Unlike a retirement plan, there are no required minimal distribution amounts. This means you can continue to contribute and allow the account to grow until you need it. You can also move your HSA from job to job and change providers as needed. It is also easy to withdraw from these accounts, sometimes with a debit card provided by your HSA provider.
While a distribution must be made for qualified medical purposes, the medical expense does not need to incur in the current year. For example, you pay out of pocket and don't make any distributions from your Health Savings account in 2024 and save all your medical receipts in a folder. In 2029, you decide to make a distribution to reimburse yourself for those expenses incurred five years earlier. Since you already paid those medical expense out of pocket, you can use your reimbursements make a charitable contribution for additional tax savings.

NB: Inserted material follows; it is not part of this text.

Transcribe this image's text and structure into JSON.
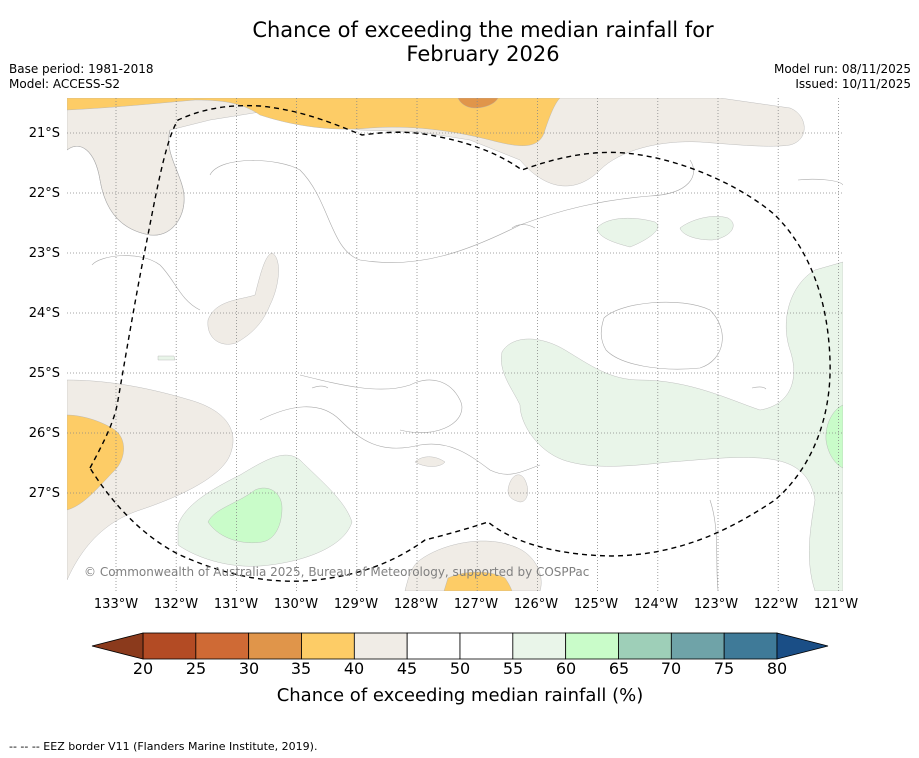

Funding Education Savings Plans
When a child in born, one of the first questions his or her parents ask themselves is "how are we going to pay for college?" With college costs rising every year, this is a valid question, especially if you do not want your future college student to be saddled down with massive student loan debt following graduation. State-sponsored 529 college savings plan can be an excellent option to save for college. Since these are state sponsored, there are no federal deductions for contributions, but some states offer deductions. The earnings in a 529 plan are not taxable, nor is the distribution if it is used for educational purposes. Other benefits include that the plan you choose does not need to be in the state you reside, and it can be transferred to another child if the beneficiary decides not to attend college. Some states also offer prepaid tuition plans that allows parents to pre-pay tuition costs at the current rate as well as allow to be used for K-12 Private School.

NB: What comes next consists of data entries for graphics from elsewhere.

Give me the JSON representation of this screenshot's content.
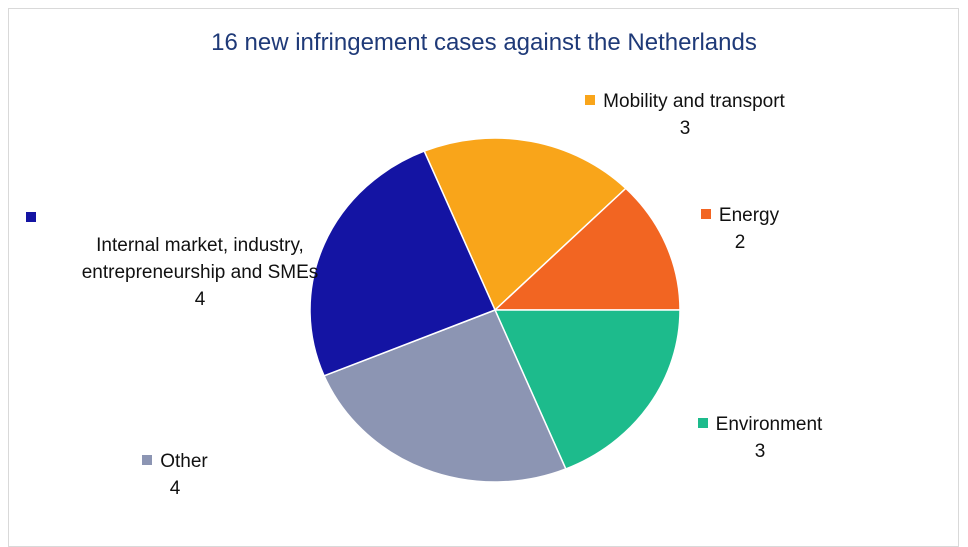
{
  "chart_data": {
    "type": "pie",
    "title": "16 new infringement cases against the Netherlands",
    "categories": [
      "Mobility and transport",
      "Energy",
      "Environment",
      "Other",
      "Internal market, industry, entrepreneurship and SMEs"
    ],
    "values": [
      3,
      2,
      3,
      4,
      4
    ],
    "colors": [
      "#f9a51a",
      "#f26522",
      "#1dbb8c",
      "#8c95b3",
      "#1414a3"
    ],
    "start_angle": -22.5
  }
}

Like with retirement plans and Health Savings Accounts, there are yearly contribution limitations. 529 plans also disallow contributions ones the account grows to a specific amount. Another downside to 529 plans is that contributions are treated as gifts. This means anyone contributing to the account is subject to the gift tax contribution restriction each year. If distributions are used for non-educational purposes, there is a 10% penalty, and the distributions becomes taxable. Individual states might have additional penalties as well.

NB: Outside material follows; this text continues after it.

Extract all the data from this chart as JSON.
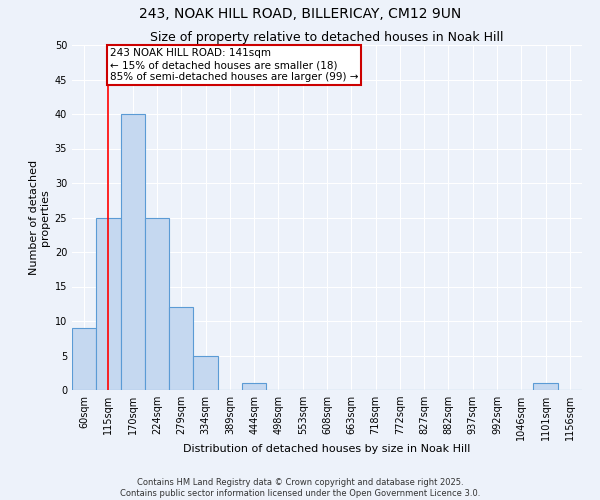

Starting in 2024, 529 that have been opened for at least 15 years can be rolled over into Roth IRAs. There are some caveats with this new ruling. First, the amount you roll over must have been contributed within the last 5 years. The $7,000 (for 2024) IRA contribution still applies and there is a lifetime limit of $35,000. This means if you have already contributed $7,000 to your IRA in 2024, you won't be eligible to roll over anything from your 529 plan this year. The beneficially also must have had income greater than or equal to the amount being rolled over in the contributing year.